The EconMin has prepared its own proposals for a pension reform, according to information published by the local Vedomosti daily on Friday. Among the main proposals are the ministry’s insistence to keep the share of pension contributions at 22% compared to a 0-6% hikes proposed by the FinMin and CBR. Similarly to the other ministries, the EconMin supports a gradual increase of the retirement age, tougher conditions for early retirement, limiting pension payments for working pensioners, reforming the principles of pension indexation and restructuring budget transfers to the state pension fund.
The EconMin and the FinMin seem to have an agreement for raising the retirement age. The FinMin proposed the retirement age to rise to 65 years for both males and females while the EconMin did not give exact parameters but said that the reform is necessary. However, both proposals face strong opposition from the social block at the government and is unlikely to be approved before the Sept Duma elections. A consensus among the ministry exist on reforming the early retirement system and on limiting payments to working pensioners. All three sides support the inclusion of employees in pension contribution payments. However, the FinMin and CBR propose personal pension savings to be in excess of the present 22% plank (0-6%) while the EconMin insists on keeping the rate stable and split the present 6% funded pension rate between the employees and employers. The ministry proposes to reinstate the funded pension pillar in 2017. The EconMin also wants to keep the obligatory nature of funded contributions unlike the FinMin’s proposal to make such savings voluntary.

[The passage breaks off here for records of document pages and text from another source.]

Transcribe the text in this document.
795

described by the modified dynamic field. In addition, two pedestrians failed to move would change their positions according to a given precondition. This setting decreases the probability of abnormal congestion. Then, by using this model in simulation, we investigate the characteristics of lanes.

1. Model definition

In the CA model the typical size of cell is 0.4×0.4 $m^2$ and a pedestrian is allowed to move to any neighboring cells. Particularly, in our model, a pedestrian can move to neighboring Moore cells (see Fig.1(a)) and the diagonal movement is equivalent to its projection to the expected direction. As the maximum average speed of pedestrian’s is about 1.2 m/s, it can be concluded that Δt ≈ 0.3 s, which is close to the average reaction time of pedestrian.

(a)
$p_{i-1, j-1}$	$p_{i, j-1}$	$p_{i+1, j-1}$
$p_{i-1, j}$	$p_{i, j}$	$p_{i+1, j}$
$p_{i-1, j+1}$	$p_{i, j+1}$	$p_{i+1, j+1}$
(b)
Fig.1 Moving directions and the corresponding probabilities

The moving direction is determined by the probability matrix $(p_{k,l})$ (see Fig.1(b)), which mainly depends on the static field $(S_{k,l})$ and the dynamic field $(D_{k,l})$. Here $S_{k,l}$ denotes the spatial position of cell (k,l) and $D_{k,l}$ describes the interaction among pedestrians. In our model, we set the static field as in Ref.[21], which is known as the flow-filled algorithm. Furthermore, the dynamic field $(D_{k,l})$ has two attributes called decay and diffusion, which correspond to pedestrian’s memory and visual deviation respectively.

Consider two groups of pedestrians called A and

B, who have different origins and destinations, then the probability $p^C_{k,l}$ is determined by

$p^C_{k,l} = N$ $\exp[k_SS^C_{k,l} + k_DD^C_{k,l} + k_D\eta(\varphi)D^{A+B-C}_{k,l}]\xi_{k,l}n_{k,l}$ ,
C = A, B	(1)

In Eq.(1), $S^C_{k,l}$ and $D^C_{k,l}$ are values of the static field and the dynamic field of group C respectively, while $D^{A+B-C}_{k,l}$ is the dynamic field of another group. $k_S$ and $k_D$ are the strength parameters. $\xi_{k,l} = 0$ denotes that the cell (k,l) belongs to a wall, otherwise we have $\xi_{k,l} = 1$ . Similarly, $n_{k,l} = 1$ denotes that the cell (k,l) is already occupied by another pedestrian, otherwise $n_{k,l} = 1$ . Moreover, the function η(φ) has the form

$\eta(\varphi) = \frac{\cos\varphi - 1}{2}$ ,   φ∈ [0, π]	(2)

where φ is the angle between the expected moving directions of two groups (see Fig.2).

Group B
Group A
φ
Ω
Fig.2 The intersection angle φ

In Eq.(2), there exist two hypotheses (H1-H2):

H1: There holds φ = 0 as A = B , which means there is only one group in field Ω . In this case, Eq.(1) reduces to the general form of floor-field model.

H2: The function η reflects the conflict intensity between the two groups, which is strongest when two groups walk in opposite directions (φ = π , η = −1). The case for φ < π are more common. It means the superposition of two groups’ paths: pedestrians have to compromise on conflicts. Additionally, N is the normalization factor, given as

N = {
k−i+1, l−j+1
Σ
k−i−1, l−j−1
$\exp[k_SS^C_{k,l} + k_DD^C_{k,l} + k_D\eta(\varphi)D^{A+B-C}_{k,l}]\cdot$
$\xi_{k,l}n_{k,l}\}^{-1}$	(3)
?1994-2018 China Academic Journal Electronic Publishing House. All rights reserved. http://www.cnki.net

All ministries are in favour of reforming government transfers to the state pension fund and changing the mechanism for pension indexation. The EconMin proposes to take into consideration for pension hikes not only the actual inflation rate but also changes to the demographic burden on the pension system. Also, the EconMin would like to see indexation with inflation to be a maximum rather than the minimum hike as set in present legislation. The minimum is proposed to be related to the National Pension Fund income.
The pension reform is a necessary but highly unpopular topic which is why we believe that definite decision will be made no earlier than the fall after the Duma elections. Most likely to reform will be left for November when the government budget is discussed.